Die schleichende Unterwerfung Stacys ist sehr gut beschrieben. Sie könnte jederzeit die fortschreitende Entmündigung unterbrechen, müsste dafür aber ihr Leben als Popstar aufgeben. Auf der Party trifft sie ihr ehemaliges Idol Mercy, die schwer von Alkohol und Drogen gezeichnet ist. Ihr Stern als Popstar ist längst verglüht, denn sie hat sich den Forderungen des Managers nach Unterwerfung widersetzt. Mercy versucht noch, sie zu warnen, aber Stacy mag nicht hören.

Halil Mete zeigt mit dieser Geschichte, dass er in der Lage ist, verschiedene Settings zu zeichnen. Die ersten Seiten bestehen noch aus klar abgrenzbaren Panels und die Figuren sind klar gezeichnet. Im Laufe des Erzählflusses werden die Zeichnungen wilder und verspielter. 

Spätestens ab der Sexorgie erkennt der Leser, dass er in einem Horror-Comic angekommen ist. Ab diesem Zeitpunkt fängt er an mit den Perspektivwechseln zu spielen, was auf den ersten Seiten noch nicht der Fall ist. Das bewirkt, dass die Dynamik der Geschichte immer weiter zunimmt, bis sie schließlich mit Stacys Tod den Höhepunkt erreicht.

Ort des Bösen
Der Horror-Schriftsteller Dave braucht Inspirationen für sein nächstes Buch. Ein Freund empfiehlt ihm, die Nacht in einem alten Haus im Wald zu verbringen. Mit seiner Freundin Jessica macht er sich auf den Weg und sie erreichen das Anwesen in den Abendstunden.

Nun erzählt Dave seiner Freundin, dass sich um das Haus seltsame Geschichten ranken. Es gehört zu einem Geflecht von Häusern, die sich über die ganze Welt verteilen.

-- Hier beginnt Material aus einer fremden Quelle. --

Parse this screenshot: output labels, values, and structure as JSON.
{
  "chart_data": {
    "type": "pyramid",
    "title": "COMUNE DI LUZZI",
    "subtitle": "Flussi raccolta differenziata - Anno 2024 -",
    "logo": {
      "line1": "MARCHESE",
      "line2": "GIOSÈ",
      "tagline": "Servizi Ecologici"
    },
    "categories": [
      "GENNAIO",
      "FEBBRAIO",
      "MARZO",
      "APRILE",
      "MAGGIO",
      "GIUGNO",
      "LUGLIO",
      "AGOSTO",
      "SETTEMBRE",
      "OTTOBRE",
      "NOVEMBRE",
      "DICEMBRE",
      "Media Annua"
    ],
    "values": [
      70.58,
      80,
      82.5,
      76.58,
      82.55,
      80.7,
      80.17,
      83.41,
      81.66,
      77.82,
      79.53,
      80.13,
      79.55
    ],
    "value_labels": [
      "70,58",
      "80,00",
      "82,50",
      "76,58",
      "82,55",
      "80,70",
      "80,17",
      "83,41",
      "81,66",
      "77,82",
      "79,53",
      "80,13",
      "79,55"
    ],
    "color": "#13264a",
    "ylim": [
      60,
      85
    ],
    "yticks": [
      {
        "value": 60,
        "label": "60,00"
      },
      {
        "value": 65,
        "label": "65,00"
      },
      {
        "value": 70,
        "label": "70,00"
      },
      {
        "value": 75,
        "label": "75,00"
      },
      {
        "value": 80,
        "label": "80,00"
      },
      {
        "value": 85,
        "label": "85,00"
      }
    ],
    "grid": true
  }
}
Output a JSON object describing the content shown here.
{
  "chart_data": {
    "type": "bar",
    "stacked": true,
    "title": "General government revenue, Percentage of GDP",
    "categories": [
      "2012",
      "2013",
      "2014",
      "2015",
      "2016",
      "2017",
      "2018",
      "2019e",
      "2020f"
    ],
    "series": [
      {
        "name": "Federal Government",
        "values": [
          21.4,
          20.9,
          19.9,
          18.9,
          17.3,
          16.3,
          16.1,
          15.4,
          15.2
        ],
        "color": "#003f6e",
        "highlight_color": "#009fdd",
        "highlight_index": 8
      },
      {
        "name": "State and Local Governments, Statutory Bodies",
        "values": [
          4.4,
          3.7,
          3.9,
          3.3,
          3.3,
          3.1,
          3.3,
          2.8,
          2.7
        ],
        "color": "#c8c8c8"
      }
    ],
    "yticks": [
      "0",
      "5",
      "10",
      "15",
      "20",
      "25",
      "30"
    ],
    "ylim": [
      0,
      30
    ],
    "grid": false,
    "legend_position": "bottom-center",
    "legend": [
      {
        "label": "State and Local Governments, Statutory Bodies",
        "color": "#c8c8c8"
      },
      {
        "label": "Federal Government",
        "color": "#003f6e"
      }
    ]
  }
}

Die Gebäude werden von Menschen gemieden, da sie von Dämonen bewohnt werden, die sich nur innerhalb dieses Geflechtes bewegen können.

Kurze Zeit später verlässt Dave den Raum und bleibt verschwunden. Als Jessica ihm folgen will,  trifft sie auf eine Schar Dämonen, die sie quer über das  Grundstück jagen. Jessica gerät in Gefangenschaft der Dämonen und deren Meister fährt in ihren Körper und übernimmt dessen Kontrolle. So kann er endlich im Körper Jessicas das Geflecht der Häuser verlassen.

Fazit
Die Geschichte ist von Oliver Wünsch geschrieben und gezeichnet und stammt aus dem Jahre 1989. Herausgeber Ömer Yalinkilic ist auf dieses Geschichte gestoßen und wollte sie gern in Feral veröffentlichen.

Die Geschichte ist eine klassische Gruselgeschichte über ein Paar, das die Nacht in einem alten Gemäuer verbringt und es nicht überlebt. Dave kennt die Gerüchte über das Haus und nimmt sie nicht ganz ernst. Er möchte den Gruselfaktor dazu nutzen, sich Inspirationen für seinen neuen Roman zu verschaffen. Nur leider sind die Gerüchte wahr. Er selbst überlebt nicht und Jessicas Körper wird von dem Dämon benötigt, um endlich das Häusergeflecht verlassen zu können.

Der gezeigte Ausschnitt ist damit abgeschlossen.